Governos aceleram adoção de biometria para serviços públicos e registo de telemóveis

Rússia, México, Indonésia e EUA anunciam novas regras de verificação facial e de identidade, enquanto observadores em Lisboa e Brasília alertam para riscos de exclusão digital e proteção de dados.

Vários governos anunciaram em julho a expansão de sistemas de verificação biométrica para serviços públicos e registo de linhas telefónicas, com a Rússia a integrar o reconhecimento facial no portal estatal “Gosuslugi” e a Indonésia a tornar obrigatória a biometria para novos cartões SIM. A partir deste mês, os cidadãos russos podem utilizar dados do Sistema Biométrico Unificado (EBS) para confirmar a identidade na submissão de documentos de registo de propriedade imobiliária, uma funcionalidade que, segundo o gabinete do vice-primeiro-ministro Dmitri Grigorenko, combina a biometria com a assinatura eletrónica qualificada para oferecer “o nível máximo de proteção” nas transações à distância. Na Indonésia, o Ministério da Comunicação e Digital tornou obrigatório, a 1 de julho de 2026, o registo biométrico com verificação facial para a ativação de novos números de telemóvel, medida que o diretor-geral do Ecossistema Digital, Edwin Hidayat Abdullah, descreveu como um passo para “construir um espaço digital mais seguro e confiável”.

Na perspetiva de Moscovo, a integração da biometria no portal de serviços públicos insere-se no projeto federal “Estado para as Pessoas” e visa, segundo o aparelho governamental, facilitar o registo de propriedade em linha e reforçar a segurança jurídica das transações, sem eliminar a opção pelo formato presencial. O EBS, gerido pelo Centro de Tecnologias Biométricas, já suporta mais de vinte serviços, incluindo pagamentos sem contacto e embarque em voos. Em Jacarta, o regulamento ministerial n.º 7/2026 estabelece que as operadoras de telecomunicações devem aplicar o princípio “Conheça o Seu Cliente” (KYC) através do reconhecimento facial, cruzando os dados biométricos com a base de dados da Direção-Geral de População e Registo Civil (Dukcapil). O governo indonésio assegura que os dados biométricos não são armazenados pelas operadoras nem pelo ministério, e que o sistema cumpre normas como a ISO 27001 e a deteção de vivacidade ISO/IEC 30107-3.

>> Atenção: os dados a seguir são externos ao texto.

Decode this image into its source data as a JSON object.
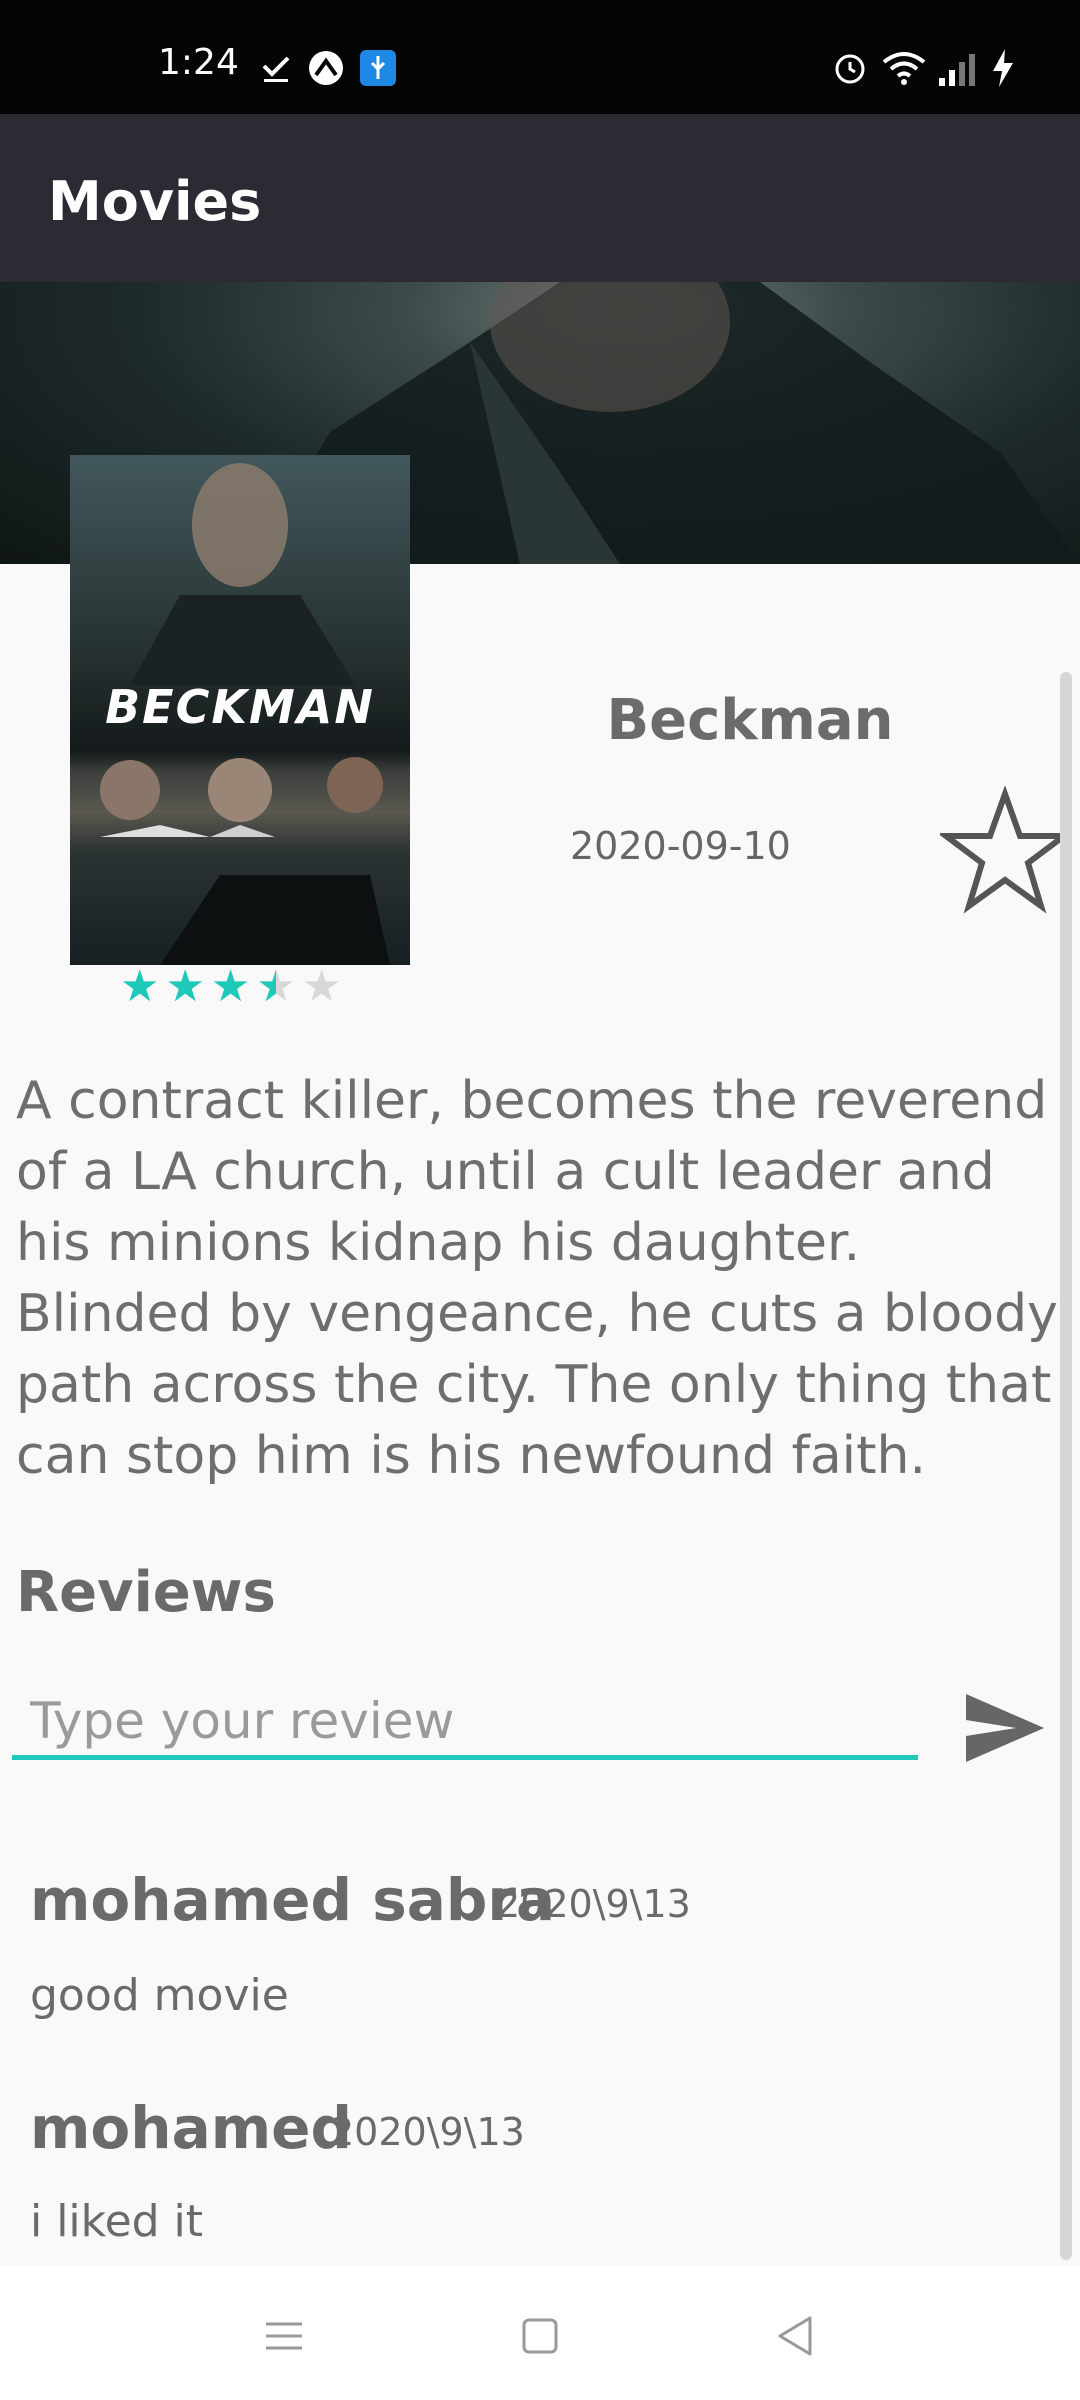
{
  "status_bar": {
    "time": "1:24",
    "left_icons": [
      "check-download-icon",
      "game-controller-icon",
      "usb-debug-icon"
    ],
    "right_icons": [
      "alarm-icon",
      "wifi-icon",
      "signal-icon",
      "charging-icon"
    ]
  },
  "app_bar": {
    "title": "Movies"
  },
  "movie": {
    "poster_title": "BECKMAN",
    "title": "Beckman",
    "release_date": "2020-09-10",
    "rating": {
      "value": 3.5,
      "max": 5
    },
    "favorite_icon": "star-outline-icon",
    "overview": "A contract killer, becomes the reverend of a LA church, until a cult leader and his minions kidnap his daughter. Blinded by vengeance, he cuts a bloody path across the city. The only thing that can stop him is his newfound faith."
  },
  "reviews": {
    "heading": "Reviews",
    "input_placeholder": "Type your review",
    "send_icon": "send-icon",
    "items": [
      {
        "author": "mohamed sabra",
        "date": "2020\\9\\13",
        "text": "good movie"
      },
      {
        "author": "mohamed",
        "date": "2020\\9\\13",
        "text": "i liked it"
      }
    ]
  },
  "colors": {
    "accent": "#1ec9b9",
    "app_bar": "#2d2a33",
    "text": "#6b6b6b"
  },
  "nav_bar": {
    "icons": [
      "menu-icon",
      "home-icon",
      "back-icon"
    ]
  }
}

No México, a Comissão Reguladora de Telecomunicações (CRT) publicou alterações aos lineamentos de identificação de linhas móveis que introduzem uma “prova de vida” nos registos presenciais e escalonam o bloqueio de linhas não vinculadas entre agosto e dezembro de 2026, de acordo com o último dígito do número. A CRT justificou a medida sem consulta pública para evitar uma desativação simultânea que poderia sobrecarregar as redes. Nos Estados Unidos, o Serviço de Cidadania e Imigração (USCIS) finalizou uma regra que consolida o registo biométrico obrigatório para certos estrangeiros que permaneçam no país por mais de trinta dias sem documentação migratória atualizada, incluindo quem entrou sem inspeção ou crianças que completem 14 anos. A agência esclareceu que a regra não cria novas obrigações para grupos já abrangidos, mas estabiliza o sistema lançado em 2025 e introduz atualizações técnicas.

Observadores em Lisboa e Brasília notam que a vaga de medidas biométricas reflete uma tendência global de digitalização da identidade, mas levanta questões sobre proteção de dados e exclusão de cidadãos sem acesso a dispositivos compatíveis. Em Portugal, o Cartão de Cidadão já integra elementos biométricos, e o Regulamento Geral de Proteção de Dados europeu impõe limites ao tratamento de dados sensíveis, o que contrasta com a ausência de consulta pública em alguns dos processos agora anunciados. No Brasil, o Tribunal Superior Eleitoral tem recolhido biometria de eleitores de forma progressiva, e o governo federal avalia a expansão da identificação digital, mas especialistas alertam para a necessidade de salvaguardas contra o uso indevido de bases de dados centralizadas. Nos países africanos de língua oficial portuguesa, a adoção de sistemas biométricos para registo civil e eleitoral tem sido apoiada por organismos internacionais, embora persista o desafio da interoperabilidade e da cobertura da rede de telecomunicações. O dossiê permanece em evolução: a Indonésia encoraja o recadastramento voluntário de clientes antigos, o México escalonará os bloqueios até ao final do ano, e os EUA aceitam comentários públicos sobre novas alterações até 28 de agosto de 2026.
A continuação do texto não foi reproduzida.